Since then, as southern drought-plagued cotton regions faced increased scrutiny, many in the industry have looked for other regions to grow in, and they have chosen the Northern Territory, a jurisdiction where water is free, there is abundant land, and the climate is just right.
This year, as the planting window opens, the cotton industry is expected to expand from around 8,000 hectares to around 15,000 hectares, along a wide belt of country that stretches about 100km south of Katherine, through the Douglas Daly region, and north to Adelaide River.
'An exceptionally good year'
It follows the successful 2022 harvest, where some bales fetched more than $900, according to the manager of Tipperary Station and Northern Cotton Growers Association president, Bruce Connolly.
"I'm not sure we've seen it that high too many times before," he said, with prices traditionally sitting at the $500 to $600 mark.
So, is there a better crop to be planting in northern Australia right now on a broadacre scale?
Not according to Mr Connolly.
"[It's a] very, very high return crop," he said.
The industry as a whole produced yields of around two to seven bales of cotton per hectare, depending on location, using a mostly "rain-fed" system, which relies not on irrigation, but on monsoon downpours, Mr Connolly said.
In past years, southern growers have averaged between 10 and 15 bales per hectare, using an irrigation system.
"We did struggle as you move further south where rainfall was very patchy … but anywhere north of Katherine we had an exceptionally good year," NT Farmers Association chief executive Paul Burke said.
Making the most of the monsoon
Since the crop's popularity started rising in northern Australia, cotton has had some sections of the community worried about the steady supply of water crucial to production, and how land clearing could impact the climate, sacred sites, and endangered animals.
Last month, environmental groups slammed the NT government's draft water allocation plan for the Georgina Wiso Basin covering the Beetaloo, Roper, and Douglas Daly regions.
It indicated up to 262 gigalitres of water — the equivalent of more than 100,000 Olympic swimming pools — could be taken sustainably each year, of which about three-quarters would go towards industries, including agriculture and mining.
It catalysed a joint letter from water experts from universities across the country expressing concerns about the government's "poor" water regulations.
The industry has repeatedly claimed that comparisons to the Murray-Darling Basin are misleading, and that strong regulation is the key to managing the industry sustainably.
On top of that, Mr Burke said initial indications that the industry would consist of 80 per cent rain-fed crops, and 20 per cent irrigated, had been reassessed.
"It's probably more realistic that it's sitting at 90-95 per cent rain-fed [and] 5 per cent irrigated, but we think, in time, people will start to migrate to a rain-fed model with a small supplementary irrigated crop sitting beside it," Mr Burke said.
"We don't think that cotton is going to be the massive water user that people talk about."
And he said changes in the climate could work in the industry's favour.
"The cotton crop likes the heat.
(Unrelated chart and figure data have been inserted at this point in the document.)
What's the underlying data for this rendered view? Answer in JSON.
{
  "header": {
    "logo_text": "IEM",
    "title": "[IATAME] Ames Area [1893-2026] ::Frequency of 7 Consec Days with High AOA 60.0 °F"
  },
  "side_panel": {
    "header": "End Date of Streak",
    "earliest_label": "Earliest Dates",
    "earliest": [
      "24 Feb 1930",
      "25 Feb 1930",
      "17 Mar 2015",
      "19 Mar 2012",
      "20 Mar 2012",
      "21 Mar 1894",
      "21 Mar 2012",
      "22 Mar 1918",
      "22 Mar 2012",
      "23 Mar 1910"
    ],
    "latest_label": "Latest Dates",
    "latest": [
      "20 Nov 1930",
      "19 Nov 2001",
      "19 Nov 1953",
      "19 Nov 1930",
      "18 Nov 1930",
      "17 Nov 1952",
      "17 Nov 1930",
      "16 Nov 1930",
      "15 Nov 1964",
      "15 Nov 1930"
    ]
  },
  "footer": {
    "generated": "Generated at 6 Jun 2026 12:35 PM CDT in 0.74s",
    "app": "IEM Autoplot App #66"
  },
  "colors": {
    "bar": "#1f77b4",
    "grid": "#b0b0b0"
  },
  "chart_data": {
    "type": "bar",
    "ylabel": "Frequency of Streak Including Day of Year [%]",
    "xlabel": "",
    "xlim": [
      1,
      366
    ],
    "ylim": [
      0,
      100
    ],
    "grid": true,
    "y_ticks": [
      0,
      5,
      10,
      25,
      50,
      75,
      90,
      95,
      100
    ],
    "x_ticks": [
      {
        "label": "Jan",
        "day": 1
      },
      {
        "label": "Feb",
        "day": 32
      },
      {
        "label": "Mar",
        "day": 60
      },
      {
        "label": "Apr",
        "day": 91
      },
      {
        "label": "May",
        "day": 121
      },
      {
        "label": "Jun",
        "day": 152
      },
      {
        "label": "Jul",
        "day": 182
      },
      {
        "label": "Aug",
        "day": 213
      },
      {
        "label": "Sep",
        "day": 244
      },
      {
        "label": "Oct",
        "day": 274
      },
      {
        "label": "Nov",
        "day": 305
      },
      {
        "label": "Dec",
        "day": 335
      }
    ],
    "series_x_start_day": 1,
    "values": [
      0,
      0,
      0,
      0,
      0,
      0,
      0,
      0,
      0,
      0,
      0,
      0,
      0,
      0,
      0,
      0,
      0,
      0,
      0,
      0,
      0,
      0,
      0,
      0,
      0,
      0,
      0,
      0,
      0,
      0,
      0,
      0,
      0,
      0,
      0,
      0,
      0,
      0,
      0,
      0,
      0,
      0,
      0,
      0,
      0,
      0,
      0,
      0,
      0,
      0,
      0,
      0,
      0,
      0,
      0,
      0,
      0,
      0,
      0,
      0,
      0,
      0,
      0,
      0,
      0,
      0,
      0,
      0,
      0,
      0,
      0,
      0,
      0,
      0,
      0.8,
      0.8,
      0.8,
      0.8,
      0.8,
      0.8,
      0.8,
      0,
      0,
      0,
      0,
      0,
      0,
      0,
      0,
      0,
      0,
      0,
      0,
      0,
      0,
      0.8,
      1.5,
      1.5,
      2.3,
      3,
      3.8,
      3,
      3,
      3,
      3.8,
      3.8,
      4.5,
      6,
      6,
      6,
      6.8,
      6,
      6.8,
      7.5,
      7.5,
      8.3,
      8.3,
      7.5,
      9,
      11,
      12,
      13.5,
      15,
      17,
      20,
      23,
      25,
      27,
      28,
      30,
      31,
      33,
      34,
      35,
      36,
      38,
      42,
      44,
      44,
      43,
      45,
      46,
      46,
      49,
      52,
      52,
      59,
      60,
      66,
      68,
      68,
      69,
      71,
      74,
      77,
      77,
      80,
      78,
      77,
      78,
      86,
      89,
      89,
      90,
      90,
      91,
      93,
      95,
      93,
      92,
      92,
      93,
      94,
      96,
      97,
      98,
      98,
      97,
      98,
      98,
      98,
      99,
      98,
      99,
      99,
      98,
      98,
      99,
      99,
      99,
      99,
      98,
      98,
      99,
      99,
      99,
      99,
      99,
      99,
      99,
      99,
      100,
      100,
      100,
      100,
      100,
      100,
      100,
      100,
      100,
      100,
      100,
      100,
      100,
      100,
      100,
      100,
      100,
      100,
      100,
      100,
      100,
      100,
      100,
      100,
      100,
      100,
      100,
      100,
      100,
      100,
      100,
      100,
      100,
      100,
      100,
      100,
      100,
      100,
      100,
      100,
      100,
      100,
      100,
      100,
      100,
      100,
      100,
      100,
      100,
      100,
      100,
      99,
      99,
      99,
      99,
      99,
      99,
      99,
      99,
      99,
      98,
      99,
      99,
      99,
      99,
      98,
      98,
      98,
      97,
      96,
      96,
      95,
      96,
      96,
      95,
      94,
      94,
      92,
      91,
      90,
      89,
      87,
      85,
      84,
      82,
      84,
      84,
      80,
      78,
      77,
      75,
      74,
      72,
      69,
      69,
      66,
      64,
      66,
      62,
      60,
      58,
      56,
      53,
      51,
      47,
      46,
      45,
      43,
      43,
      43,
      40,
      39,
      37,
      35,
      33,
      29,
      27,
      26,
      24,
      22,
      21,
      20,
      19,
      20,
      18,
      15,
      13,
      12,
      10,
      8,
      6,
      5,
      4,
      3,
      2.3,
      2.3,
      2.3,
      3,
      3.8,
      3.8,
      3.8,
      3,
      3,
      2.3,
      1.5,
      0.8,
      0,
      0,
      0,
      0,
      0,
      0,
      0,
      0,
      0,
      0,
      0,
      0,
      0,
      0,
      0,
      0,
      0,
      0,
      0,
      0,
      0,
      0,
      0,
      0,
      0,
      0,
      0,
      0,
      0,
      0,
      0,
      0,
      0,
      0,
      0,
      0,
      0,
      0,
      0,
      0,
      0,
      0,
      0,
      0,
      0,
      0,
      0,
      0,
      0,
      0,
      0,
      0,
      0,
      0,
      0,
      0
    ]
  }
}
It likes the sunshine, it likes the rain. And all of the modelling that I've seen in relation to cotton, in relation to climate change, says that north Australia will potentially be hotter and wetter," he said.
Worries for workers protecting the land
Matty Shields, a Malak Malak traditional owner in the Nauiyu region, was a ranger, and now works for the Northern Land Council.
He knows the country around the Douglas Daly like the back of his hand, and over the past couple of years has grown increasingly worried about the industry encroaching on his country.
"We've always been left in the dark, us traditional owners," he said.
He said it was "upsetting" that hunting places frequented by older generations were slowly disappearing, as agriculture spread, and was worried about chemicals leaching into the river system, and cotton plants growing on the side of the road.
"We've seen cotton along the side of the road and we've been pulling out plants," he said.
"We're worried our country will be destroyed."